What Are the Central Themes of Shakespeare’s “Sonnet 116”?

One of the central themes in Shakespeare’s “Sonnet 116” is the idea of love as a constant force that cannot waver. The poem also stresses that love is invaluable and challenges the idea that love can wane over time.

Shakespeare’s “Sonnet 116” is one of 154 poems that the poet wrote in Shakespearean sonnet style. Each poem consists of 14 lines following an “a-b-a-b, c-d-c-d, e-f-e-f, g-g” rhyming pattern. Most of Shakespeare’s sonnets explore themes of love. “Sonnet 116” centers on the meaning of true love.

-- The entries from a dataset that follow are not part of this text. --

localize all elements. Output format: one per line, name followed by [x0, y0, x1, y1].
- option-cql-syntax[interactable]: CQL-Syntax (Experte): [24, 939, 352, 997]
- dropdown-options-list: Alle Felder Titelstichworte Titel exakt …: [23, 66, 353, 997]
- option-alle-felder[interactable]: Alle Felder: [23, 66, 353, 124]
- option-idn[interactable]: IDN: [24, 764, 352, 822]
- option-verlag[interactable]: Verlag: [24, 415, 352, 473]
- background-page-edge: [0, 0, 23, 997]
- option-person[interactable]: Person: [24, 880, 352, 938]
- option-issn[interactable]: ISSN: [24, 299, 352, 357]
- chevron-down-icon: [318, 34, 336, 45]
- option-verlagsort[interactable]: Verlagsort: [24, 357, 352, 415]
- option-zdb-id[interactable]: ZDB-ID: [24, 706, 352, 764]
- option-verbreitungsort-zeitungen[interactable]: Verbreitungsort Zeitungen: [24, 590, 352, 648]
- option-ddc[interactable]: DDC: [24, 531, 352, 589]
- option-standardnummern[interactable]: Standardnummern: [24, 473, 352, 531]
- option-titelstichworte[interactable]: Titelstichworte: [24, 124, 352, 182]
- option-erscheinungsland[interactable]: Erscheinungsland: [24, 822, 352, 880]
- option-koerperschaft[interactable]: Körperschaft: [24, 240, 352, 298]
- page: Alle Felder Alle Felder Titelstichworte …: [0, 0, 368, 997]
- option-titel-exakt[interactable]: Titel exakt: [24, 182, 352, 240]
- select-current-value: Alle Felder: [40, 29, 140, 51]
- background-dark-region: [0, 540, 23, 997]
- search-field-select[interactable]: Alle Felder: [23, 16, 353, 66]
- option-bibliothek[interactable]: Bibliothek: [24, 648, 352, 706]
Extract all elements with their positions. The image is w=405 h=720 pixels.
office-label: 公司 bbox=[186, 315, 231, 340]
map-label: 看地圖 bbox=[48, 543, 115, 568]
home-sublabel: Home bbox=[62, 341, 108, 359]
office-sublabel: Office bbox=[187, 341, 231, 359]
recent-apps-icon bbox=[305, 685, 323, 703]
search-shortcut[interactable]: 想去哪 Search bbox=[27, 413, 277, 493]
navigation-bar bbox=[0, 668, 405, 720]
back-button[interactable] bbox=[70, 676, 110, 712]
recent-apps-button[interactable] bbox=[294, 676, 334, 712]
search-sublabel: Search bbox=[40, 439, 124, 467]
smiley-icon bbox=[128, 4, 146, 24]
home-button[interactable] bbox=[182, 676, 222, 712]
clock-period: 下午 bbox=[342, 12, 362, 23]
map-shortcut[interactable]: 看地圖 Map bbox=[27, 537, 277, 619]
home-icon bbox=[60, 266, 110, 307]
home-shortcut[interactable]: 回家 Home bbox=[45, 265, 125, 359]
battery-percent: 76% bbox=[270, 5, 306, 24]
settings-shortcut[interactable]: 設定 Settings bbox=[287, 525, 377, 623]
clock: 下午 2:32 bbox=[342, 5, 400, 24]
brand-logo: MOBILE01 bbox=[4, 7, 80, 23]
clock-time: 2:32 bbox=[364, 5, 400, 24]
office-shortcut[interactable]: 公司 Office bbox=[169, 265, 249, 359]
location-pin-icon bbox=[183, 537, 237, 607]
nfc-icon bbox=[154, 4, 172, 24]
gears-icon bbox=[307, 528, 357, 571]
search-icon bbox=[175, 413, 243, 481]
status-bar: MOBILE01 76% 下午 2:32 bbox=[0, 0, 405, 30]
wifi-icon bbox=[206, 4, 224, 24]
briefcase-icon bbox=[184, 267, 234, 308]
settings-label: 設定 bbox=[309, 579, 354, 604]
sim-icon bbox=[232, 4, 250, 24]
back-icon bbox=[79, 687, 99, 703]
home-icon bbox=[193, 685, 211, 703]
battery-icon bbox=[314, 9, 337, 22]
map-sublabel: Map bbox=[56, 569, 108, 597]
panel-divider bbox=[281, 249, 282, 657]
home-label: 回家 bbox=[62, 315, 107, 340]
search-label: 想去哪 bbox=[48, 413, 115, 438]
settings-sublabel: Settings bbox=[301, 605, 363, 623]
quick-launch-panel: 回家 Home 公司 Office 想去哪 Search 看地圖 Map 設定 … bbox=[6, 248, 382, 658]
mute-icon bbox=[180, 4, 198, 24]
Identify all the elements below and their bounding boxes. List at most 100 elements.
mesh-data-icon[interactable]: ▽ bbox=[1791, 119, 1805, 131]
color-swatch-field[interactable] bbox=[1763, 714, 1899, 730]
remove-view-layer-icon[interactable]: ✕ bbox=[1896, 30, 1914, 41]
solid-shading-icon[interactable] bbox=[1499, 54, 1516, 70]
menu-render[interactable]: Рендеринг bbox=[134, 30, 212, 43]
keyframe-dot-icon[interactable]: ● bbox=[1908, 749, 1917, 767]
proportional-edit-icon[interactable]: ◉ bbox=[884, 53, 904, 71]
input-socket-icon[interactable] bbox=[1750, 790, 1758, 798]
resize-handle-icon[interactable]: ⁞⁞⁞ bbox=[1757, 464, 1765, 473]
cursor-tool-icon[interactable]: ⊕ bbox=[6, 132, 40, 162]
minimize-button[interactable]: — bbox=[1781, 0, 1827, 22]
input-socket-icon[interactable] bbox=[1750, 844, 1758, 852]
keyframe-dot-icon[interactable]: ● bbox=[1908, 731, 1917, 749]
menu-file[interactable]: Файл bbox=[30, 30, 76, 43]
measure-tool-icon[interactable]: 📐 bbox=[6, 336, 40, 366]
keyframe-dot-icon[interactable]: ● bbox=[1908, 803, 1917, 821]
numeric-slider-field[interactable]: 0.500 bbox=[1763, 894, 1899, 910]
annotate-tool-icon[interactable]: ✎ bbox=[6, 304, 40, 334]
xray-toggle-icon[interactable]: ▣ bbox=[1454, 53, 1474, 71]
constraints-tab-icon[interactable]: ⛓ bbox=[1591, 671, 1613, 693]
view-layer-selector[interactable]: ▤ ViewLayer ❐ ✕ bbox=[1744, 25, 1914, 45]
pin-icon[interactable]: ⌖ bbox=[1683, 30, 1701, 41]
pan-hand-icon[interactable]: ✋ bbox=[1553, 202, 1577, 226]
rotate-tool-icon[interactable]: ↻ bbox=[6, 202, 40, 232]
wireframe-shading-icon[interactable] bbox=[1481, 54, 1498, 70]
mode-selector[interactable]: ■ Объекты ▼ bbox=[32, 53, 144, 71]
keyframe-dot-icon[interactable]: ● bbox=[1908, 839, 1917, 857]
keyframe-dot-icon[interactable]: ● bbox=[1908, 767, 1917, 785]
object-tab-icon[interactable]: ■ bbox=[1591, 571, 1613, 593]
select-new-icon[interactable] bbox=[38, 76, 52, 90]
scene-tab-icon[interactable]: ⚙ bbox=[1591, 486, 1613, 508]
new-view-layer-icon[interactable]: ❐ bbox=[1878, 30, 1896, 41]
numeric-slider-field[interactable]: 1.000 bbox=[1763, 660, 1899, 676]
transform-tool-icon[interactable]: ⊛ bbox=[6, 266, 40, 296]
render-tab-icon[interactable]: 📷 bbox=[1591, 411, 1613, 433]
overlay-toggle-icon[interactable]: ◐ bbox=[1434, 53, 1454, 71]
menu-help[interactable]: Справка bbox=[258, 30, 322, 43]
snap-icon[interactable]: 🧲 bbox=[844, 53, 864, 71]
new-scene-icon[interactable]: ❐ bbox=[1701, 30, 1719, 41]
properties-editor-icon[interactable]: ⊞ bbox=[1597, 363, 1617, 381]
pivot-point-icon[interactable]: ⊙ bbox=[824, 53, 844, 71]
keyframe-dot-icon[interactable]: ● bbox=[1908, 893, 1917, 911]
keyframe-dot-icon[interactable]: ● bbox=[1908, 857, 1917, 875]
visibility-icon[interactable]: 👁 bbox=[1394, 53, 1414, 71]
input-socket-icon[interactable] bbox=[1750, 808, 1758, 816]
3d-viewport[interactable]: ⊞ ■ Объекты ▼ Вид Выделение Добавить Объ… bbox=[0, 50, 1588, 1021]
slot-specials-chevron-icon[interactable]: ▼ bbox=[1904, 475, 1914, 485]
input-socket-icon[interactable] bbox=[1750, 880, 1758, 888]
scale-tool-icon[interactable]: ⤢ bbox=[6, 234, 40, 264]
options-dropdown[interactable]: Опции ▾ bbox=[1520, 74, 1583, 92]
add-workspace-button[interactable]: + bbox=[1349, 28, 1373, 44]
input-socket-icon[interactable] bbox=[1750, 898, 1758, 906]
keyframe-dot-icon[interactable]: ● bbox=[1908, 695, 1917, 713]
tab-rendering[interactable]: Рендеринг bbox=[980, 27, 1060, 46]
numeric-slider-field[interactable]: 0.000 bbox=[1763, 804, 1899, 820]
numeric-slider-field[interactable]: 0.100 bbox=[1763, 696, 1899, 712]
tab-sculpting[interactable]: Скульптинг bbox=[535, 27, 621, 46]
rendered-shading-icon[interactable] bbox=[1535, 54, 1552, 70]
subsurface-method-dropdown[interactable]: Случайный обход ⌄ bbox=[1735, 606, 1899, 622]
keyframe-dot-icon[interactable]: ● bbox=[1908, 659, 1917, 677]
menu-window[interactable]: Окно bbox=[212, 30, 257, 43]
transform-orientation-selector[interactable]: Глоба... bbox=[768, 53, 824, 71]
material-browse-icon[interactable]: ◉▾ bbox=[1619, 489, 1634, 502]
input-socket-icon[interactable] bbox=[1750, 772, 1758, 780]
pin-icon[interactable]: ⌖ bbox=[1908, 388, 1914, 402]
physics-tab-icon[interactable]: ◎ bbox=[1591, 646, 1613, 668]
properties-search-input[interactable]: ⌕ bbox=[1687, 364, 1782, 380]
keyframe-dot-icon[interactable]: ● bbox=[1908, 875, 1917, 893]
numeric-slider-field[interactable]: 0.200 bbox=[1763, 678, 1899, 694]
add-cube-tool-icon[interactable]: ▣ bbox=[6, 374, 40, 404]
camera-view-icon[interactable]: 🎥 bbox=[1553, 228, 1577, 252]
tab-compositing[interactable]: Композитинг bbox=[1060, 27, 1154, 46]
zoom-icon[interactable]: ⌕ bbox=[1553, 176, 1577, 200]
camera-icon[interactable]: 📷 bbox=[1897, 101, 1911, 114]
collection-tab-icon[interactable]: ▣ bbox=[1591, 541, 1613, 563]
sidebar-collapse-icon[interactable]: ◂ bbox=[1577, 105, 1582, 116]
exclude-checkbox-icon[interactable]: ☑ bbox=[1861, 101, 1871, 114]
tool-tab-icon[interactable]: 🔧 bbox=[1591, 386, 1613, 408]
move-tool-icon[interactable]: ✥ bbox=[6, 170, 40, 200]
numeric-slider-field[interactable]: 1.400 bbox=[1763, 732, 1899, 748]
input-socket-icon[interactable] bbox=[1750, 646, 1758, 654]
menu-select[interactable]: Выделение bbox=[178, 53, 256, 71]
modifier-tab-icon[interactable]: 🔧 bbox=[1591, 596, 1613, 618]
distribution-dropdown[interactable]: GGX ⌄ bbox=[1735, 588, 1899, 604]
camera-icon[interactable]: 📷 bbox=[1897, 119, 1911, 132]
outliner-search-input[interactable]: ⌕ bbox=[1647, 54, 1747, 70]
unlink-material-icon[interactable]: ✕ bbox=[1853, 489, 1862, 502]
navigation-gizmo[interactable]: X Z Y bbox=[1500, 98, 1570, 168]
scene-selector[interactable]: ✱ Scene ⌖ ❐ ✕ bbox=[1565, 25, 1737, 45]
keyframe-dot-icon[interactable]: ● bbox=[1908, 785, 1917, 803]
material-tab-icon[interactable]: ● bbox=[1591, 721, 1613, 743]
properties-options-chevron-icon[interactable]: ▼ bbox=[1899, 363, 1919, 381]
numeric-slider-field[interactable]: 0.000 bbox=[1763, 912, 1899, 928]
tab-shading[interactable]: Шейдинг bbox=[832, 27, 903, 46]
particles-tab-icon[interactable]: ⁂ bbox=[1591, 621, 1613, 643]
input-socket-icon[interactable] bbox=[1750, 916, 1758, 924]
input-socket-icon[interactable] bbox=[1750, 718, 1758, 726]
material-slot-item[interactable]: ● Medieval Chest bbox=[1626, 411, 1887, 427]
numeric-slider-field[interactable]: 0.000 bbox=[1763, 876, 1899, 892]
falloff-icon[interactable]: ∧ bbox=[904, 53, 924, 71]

One of the more important themes in “Sonnet 116” is the concept that “Love alters not.” It is an everlasting force that cannot wear down when it faces challenges or wane over time. Shakespeare uses many metaphors containing natural imagery to make his point; for example, he claims that love is “an ever-fixed mark,/That looks on tempests and is never shaken.” He repeats similar words to stress that love is not truly love when it does not last: “love is not love/Which alters when it alteration finds,/Or bends with the remover to remove.”

Shakespeare also presents love as something that is invaluable: “It is the star to every wand’ring bark,/Whose worth’s unknown, although his height be taken.” One can know that love is an important force, but cannot ever conceive its true value.

Shakespeare emphasizes his theme of love as a constant by challenging the concept that love can break down over time. He writes that “Love is not Time’s fool,” and that it “alters not with his brief hours and weeks,/But bears it out even to the edge of doom.”